Writing, like life, can be unpredictable. Trial and error is usually the rule instead of the exception when trying to build momentum. Each person is unique. And in the end, we are all human, doing the best that we can, under the circumstances we face. Allow that effort to count.
It's easy to feel delegitimized after your manuscript gets declined by a publisher. There are, however, innumerable factors that go in to a publisher's decision on what to print and what to deny. To put it into perspective, here's a list of famous titles, compiled from Michael Larsen's book Literary Agents, that went on to exceed the foresight of a publishing house's expectations.
· The Good Earth by Pearl S. Buck was returned fourteen times, but it went on to win a Pulitzer Prize.
· Norman Mailer's The Naked and the Dead was rejected twelve times.
· Twenty publishers felt that Richard Bach's Jonathan Livingston Seagull was for the birds.
· The first title of Catch-22 was Catch-18, but Simon and Schuster planned to publish it during the same season that Doubleday was bringing out Mila 18 by Leon Uris. When Doubleday complained, Joseph Heller changed the title. Why 22? Because Simon and Schuster was the 22nd publisher to read it. Catch-22 has become part of the language and has sold more than 10 million copies.
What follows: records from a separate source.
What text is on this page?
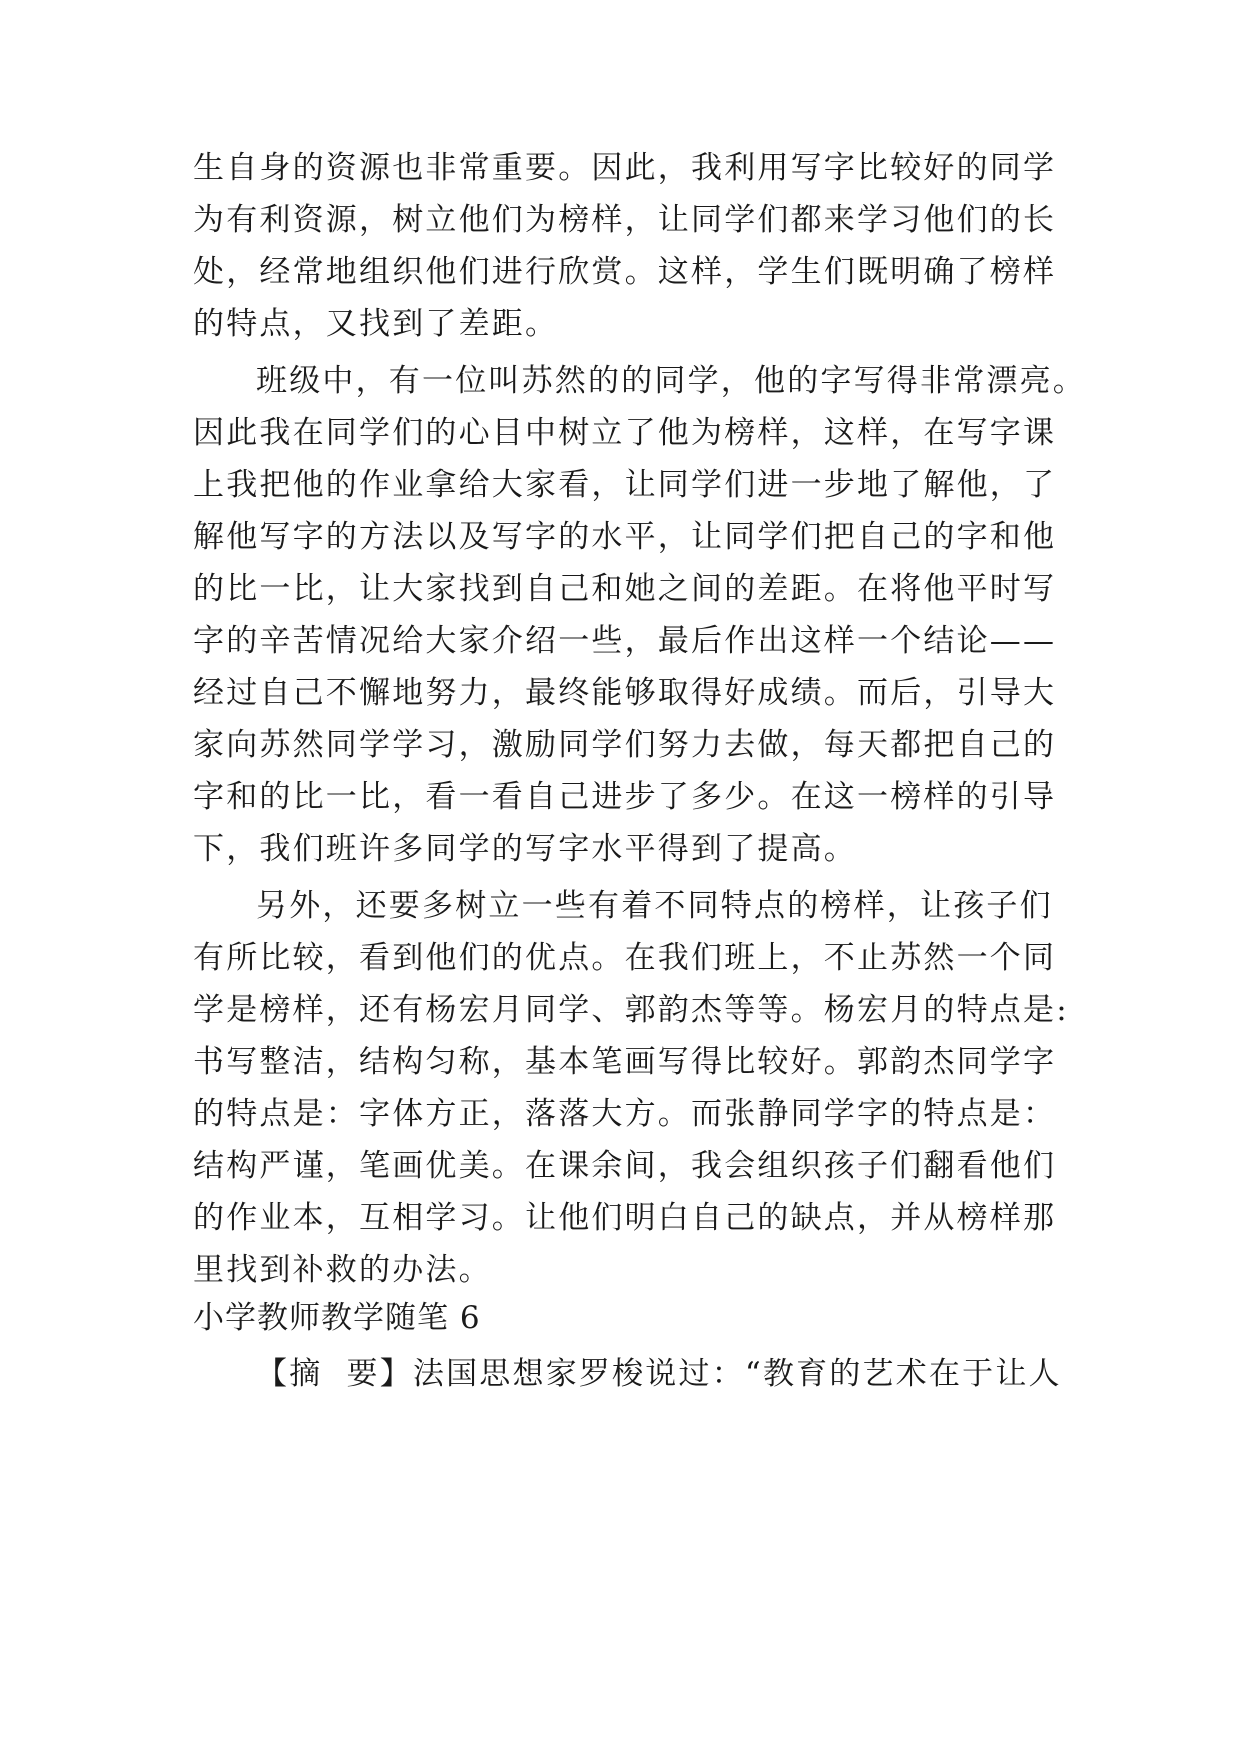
生自身的资源也非常重要。因此，我利用写字比较好的同学
为有利资源，树立他们为榜样，让同学们都来学习他们的长
处，经常地组织他们进行欣赏。这样，学生们既明确了榜样
的特点，又找到了差距。
班级中，有一位叫苏然的的同学，他的字写得非常漂亮。
因此我在同学们的心目中树立了他为榜样，这样，在写字课
上我把他的作业拿给大家看，让同学们进一步地了解他，了
解他写字的方法以及写字的水平，让同学们把自己的字和他
的比一比，让大家找到自己和她之间的差距。在将他平时写
字的辛苦情况给大家介绍一些，最后作出这样一个结论——
经过自己不懈地努力，最终能够取得好成绩。而后，引导大
家向苏然同学学习，激励同学们努力去做，每天都把自己的
字和的比一比，看一看自己进步了多少。在这一榜样的引导
下，我们班许多同学的写字水平得到了提高。
另外，还要多树立一些有着不同特点的榜样，让孩子们
有所比较，看到他们的优点。在我们班上，不止苏然一个同
学是榜样，还有杨宏月同学、郭韵杰等等。杨宏月的特点是:
书写整洁，结构匀称，基本笔画写得比较好。郭韵杰同学字
的特点是：字体方正，落落大方。而张静同学字的特点是：
结构严谨，笔画优美。在课余间，我会组织孩子们翻看他们
的作业本，互相学习。让他们明白自己的缺点，并从榜样那
里找到补救的办法。
小学教师教学随笔 6
【摘  要】法国思想家罗梭说过：“教育的艺术在于让人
· Mary Higgins Clark was rejected forty times before selling her first story. One editor wrote: "Your story is light, slight, and trite." More than 30 million copies of her books are now in print.
· Before he wrote Roots, Alex Haley had received 200 rejections.
· Robert Persig's classic, Zen and the Art of Motorcycle Maintenance, couldn't get started at 121 houses.
· John Grisham's first novel, A Time to Kill, was declined by fifteen publishers and some thirty agents. His novels have more than 60 million copies in print.
· Thirty-three publishers couldn't digest Chicken Soup for the Soul, compiled by Jack Canfield and Mark Victor Hansen, before it became a huge best-seller and spawned a series.
· The Baltimore Sun hailed Naked in Deccan as "a classic" after it had been rejected over seven years by 375 publishers.
· Zelda wouldn't marry F. Scott Fitzgerald until he sold a story. He papered his bedroom walls with rejection slips before he won her hand.
· Dr. Seuss's first book was rejected twenty-four times. The sales of his children's books have soared to 100 million.
· Louis L'Amour received 200 rejections before he sold his first novel. During the last forty years, Bantam has shipped nearly 200 million of his 112 books, making him their biggest selling author.
· British writer John Creasy received 774 rejections before selling his first story. He went onto write 564 books, using fourteen names.